Within the field of bioproduction, non-model organisms offer promise as bio-platform candidates. Non-model organisms can possess natural abilities to consume complex feedstocks, produce industrially useful chemicals, and withstand extreme environments that can be ideal for product extraction. However, non-model organisms also come with unique challenges due to lack of characterization. As a consequence, developing synthetic biology tools, predicting growth behavior, and building computational models can be difficult. There have been many advancements that have improved work with non-model organisms to address broad limitations, however each organism can come with unique surprises. Here we share our work in the non-model bacterium Actinobacillus succinognes 130Z, which includes both advancements in synthetic biology toolkit development and pitfalls in unpredictable fermentation behaviors. To develop a synthetic biology "tool kit" for A. succinogenes, information gleaned from a growth study and antibiotic screening was used to characterize 22 promoters which demonstrated a 260-fold range of fluorescence protein expression. The strongest of the promoters was incorporated into an inducible system for tunable gene control in A. succinogenes using the promoter for the lac operon as a template. This system flaunted a 481-fold range of expression and no significant basal expression. These findings were accompanied by unexpected changes in fermentation products characterized by a loss of succinic acid and increase in lactic acid after approximately 10 months in the lab. During evaluation of the fermentation shifts, new tests of the synthetic biology tools in a succinic acid producing strain revealed a significant loss in their functionality. Contamination and mutation were ruled out as causes and further testing is needed to elucidate the driving factors. The significance of this work is to share a successful tool development strategy that could be employed in other non-model species, report on an unfortunate phenomenon that needs addressed for further development of A. succinogenes, and provide a cautionary tale for those undertaking non-model research. In sharing our findings, we seek to provide tools and necessary information for further development of A. succinogenes as a platform for bioproduction of succinic acid and to illustrate the importance of diligent and long-term observation when working with non-model bacteria.

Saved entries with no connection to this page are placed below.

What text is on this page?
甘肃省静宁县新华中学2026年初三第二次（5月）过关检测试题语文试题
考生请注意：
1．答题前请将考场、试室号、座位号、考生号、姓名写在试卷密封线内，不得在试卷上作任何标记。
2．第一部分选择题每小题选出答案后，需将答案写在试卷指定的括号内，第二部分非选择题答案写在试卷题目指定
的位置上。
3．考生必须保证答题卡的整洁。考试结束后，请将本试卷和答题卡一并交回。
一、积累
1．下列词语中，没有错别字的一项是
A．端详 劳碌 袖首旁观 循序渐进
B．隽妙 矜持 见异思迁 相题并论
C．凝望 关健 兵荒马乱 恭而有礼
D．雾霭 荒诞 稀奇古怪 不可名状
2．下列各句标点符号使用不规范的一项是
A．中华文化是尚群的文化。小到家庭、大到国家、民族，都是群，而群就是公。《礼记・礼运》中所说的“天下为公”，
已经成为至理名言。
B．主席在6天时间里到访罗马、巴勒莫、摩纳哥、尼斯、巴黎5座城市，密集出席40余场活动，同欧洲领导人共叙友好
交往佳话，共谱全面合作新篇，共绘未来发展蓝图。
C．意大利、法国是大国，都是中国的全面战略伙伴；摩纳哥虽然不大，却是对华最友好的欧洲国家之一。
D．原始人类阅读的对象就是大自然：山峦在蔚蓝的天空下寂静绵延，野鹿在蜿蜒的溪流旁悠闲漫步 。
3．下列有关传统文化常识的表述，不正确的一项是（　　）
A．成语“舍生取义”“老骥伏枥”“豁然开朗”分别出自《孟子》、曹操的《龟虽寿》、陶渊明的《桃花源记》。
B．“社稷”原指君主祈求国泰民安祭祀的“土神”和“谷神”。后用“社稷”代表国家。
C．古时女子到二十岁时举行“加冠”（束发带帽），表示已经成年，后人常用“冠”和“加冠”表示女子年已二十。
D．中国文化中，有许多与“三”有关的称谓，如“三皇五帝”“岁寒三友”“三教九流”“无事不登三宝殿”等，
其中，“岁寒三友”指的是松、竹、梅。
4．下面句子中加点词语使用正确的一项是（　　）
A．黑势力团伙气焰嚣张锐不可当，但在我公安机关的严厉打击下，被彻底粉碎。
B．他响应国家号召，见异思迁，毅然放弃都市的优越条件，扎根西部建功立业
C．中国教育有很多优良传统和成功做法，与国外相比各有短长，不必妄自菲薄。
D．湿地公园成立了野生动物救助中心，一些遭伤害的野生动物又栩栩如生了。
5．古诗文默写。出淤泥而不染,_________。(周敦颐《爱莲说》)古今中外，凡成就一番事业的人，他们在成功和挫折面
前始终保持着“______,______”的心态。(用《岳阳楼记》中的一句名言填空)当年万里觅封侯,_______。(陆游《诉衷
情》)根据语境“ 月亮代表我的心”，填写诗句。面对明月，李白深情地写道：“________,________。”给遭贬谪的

在生物生产领域,非模式生物作为生物平台候选物具有很大的潜力。非模式生物具有天然的能力来消耗复杂的原料,生产工业上有用的化学品,并能在极端环境中生存,这些特性非常适合产品提取。然而,由于缺乏特征描述,非模式生物也带来了独特的挑战。因此,开发合成生物学工具、预测生长行为和构建计算模型可能会很困难。尽管已经有了许多改进,可以解决非模式生物的广泛限制问题,但每种生物都可能会带来独特的惊喜。在这里,我们分享了我们在非模式细菌 Actinobacillus succinognes 130Z 方面的工作,其中包括合成生物学工具包开发方面的进展和不可预测发酵行为方面的陷阱。为了开发用于 A. succinogenes 的合成生物学“工具包”,我们从生长研究和抗生素筛选中获取信息,用于表征 22 个启动子,这些启动子展示了荧光蛋白表达的 260 倍差异。最强的启动子被整合到一个诱导系统中,用于在 A. succinogenes 中使用 lac 操纵子的启动子作为模板进行基因的可调控制。该系统展示了 481 倍的表达范围,且没有明显的基础表达。这些发现伴随着发酵产物的意外变化,大约 10 个月后在实验室中发现琥珀酸的产量减少,乳酸的产量增加。在评估发酵变化时,在产琥珀酸的菌株中对合成生物学工具的新测试表明,其功能显著丧失。排除了污染和突变的原因,需要进一步的测试来阐明驱动因素。这项工作的意义在于分享一种可以应用于其他非模式物种的成功工具开发策略,报告 A. succinogenes 进一步发展所需要解决的不幸现象,并为从事非模式研究的人员提供一个警示故事。通过分享我们的研究结果,我们旨在为 A. succinogenes 作为琥珀酸生物生产平台的进一步发展提供工具和必要的信息,并说明在与非模式细菌合作时,勤奋和长期观察的重要性。